The election on Saturday of Norbert Walter-Borjans and Saskia Esken raises the chances of an early election or minority government if the SPD leaves Germany’s coalition government.
That could trigger instability at a time when the far-right Alternative for Germany is the third-largest party, or lead to increased spending by the German state if the coalition terms are renegotiated.
“In Germany we’ve had the speech (from Esken) where she wants a higher budget deficit, and second it’s clear that the coalition is coming to an end, so there is a political risk premium building in the bond markets,” said Francois Savary, CIO of Swiss wealth manager Prime Partners.
Benchmark German bond yields jumped, with 10-year yields up 8 basis points at -0.272%, their highest since Nov. 13. Monday’s rise was the biggest since mid-September.
The German curve steepened, with yields on 10- to 30-year debt rising around 9 bps.
“Whatever actually happens from here, this news will likely get markets excited about an easier path to more German fiscal policy in the future,” Deutsche Bank strategists said in a note.
A speech by the European Central Bank’s new president, Christine Lagarde, had no effect on euro zone debt. Markets were looking for clues on whether she would continue to ease the ECB’s monetary policy.

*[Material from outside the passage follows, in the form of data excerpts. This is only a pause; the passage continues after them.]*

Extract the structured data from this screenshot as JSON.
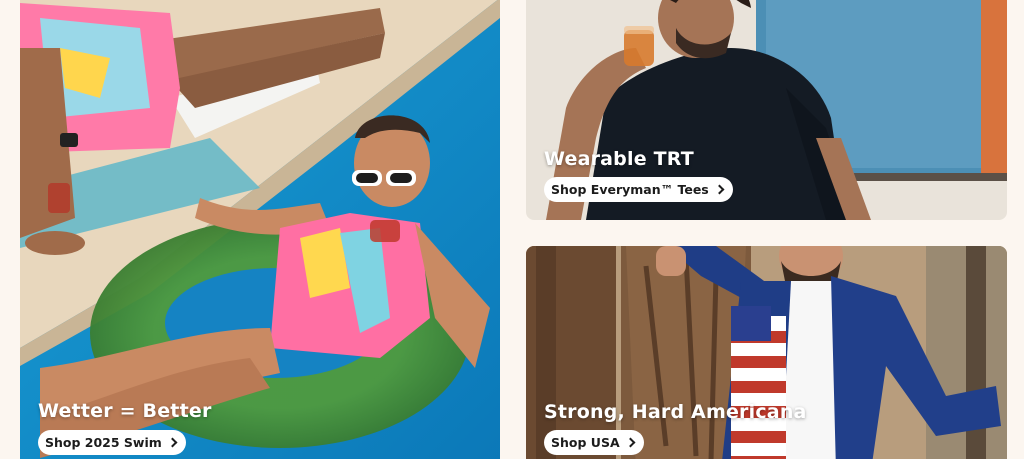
{
  "cards": [
    {
      "title": "Wetter = Better",
      "cta": "Shop 2025 Swim",
      "image": "pool-swimwear-photo"
    },
    {
      "title": "Wearable TRT",
      "cta": "Shop Everyman™ Tees",
      "image": "man-drinking-tee-photo"
    },
    {
      "title": "Strong, Hard Americana",
      "cta": "Shop USA",
      "image": "americana-blazer-photo"
    }
  ],
  "colors": {
    "page_bg": "#fcf6f0",
    "pill_bg": "#ffffff",
    "title_text": "#ffffff"
  }
}
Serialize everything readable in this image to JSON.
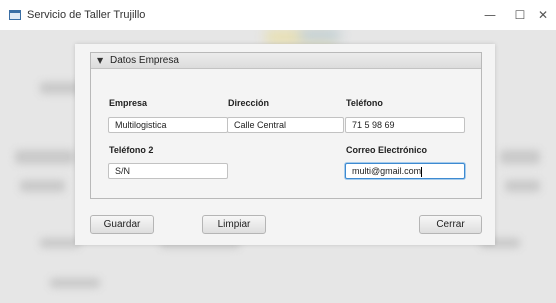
{
  "window": {
    "title": "Servicio de Taller Trujillo",
    "controls": {
      "minimize": "—",
      "maximize": "☐",
      "close": "✕"
    }
  },
  "dialog": {
    "section_title": "Datos Empresa",
    "section_expanded": true,
    "labels": {
      "empresa": "Empresa",
      "direccion": "Dirección",
      "telefono": "Teléfono",
      "telefono2": "Teléfono 2",
      "correo": "Correo Electrónico"
    },
    "values": {
      "empresa": "Multilogistica",
      "direccion": "Calle Central",
      "telefono": "71 5 98 69",
      "telefono2": "S/N",
      "correo": "multi@gmail.com"
    },
    "buttons": {
      "guardar": "Guardar",
      "limpiar": "Limpiar",
      "cerrar": "Cerrar"
    },
    "focused_field": "correo"
  },
  "colors": {
    "focus_border": "#3d8ad1",
    "panel_header": "#dcdcdc"
  }
}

But Lagarde asked EU lawmakers on Monday to give her time to learn the ropes of her new job and reshape the ECB’s monetary policy. She has taken over at a difficult time for the ECB, which has recently resumed a 2.6 trillion-euro bond-buying programme and cut interest rates to record lows after failing to bring inflation back to its target of just below 2%.
The rise in yields rippled over to the broader European bond market. Italian 10-year yields rose nearly 10 bps to 1.434% . Spanish and Portuguese yields jumped to their highest since July.

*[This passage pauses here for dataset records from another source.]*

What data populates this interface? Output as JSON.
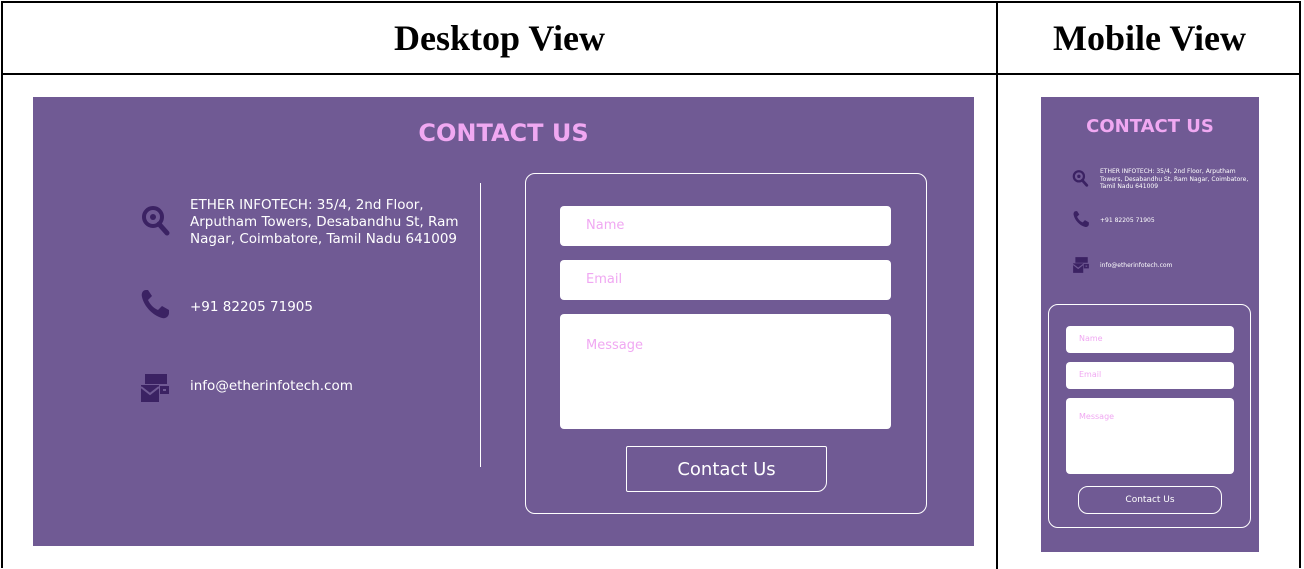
{
  "headers": {
    "desktop": "Desktop View",
    "mobile": "Mobile View"
  },
  "contact": {
    "title": "CONTACT US",
    "address": "ETHER INFOTECH: 35/4, 2nd Floor, Arputham Towers, Desabandhu St, Ram Nagar, Coimbatore, Tamil Nadu 641009",
    "phone": "+91 82205 71905",
    "email": "info@etherinfotech.com",
    "icons": {
      "address": "location-search-icon",
      "phone": "phone-icon",
      "email": "mail-icon"
    }
  },
  "form": {
    "name_placeholder": "Name",
    "email_placeholder": "Email",
    "message_placeholder": "Message",
    "submit_label": "Contact Us"
  },
  "colors": {
    "panel": "#705a94",
    "accent": "#f0a8f2",
    "icon": "#3b2263",
    "text": "#ffffff"
  }
}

Analysts said the spike in Italian yields was caused by investors shedding risk in their portfolios during the final month of the year and the high sensitivity of peripheral bonds to moves in core European debt such as German and French debt.
Investors are wary about the outlook for government debt in 2020, when net supply is expected to rise, pushing yields up. JP Morgan estimates about $460 billion of new supply next year, compared with demand for debt of about $400 billion in 2019.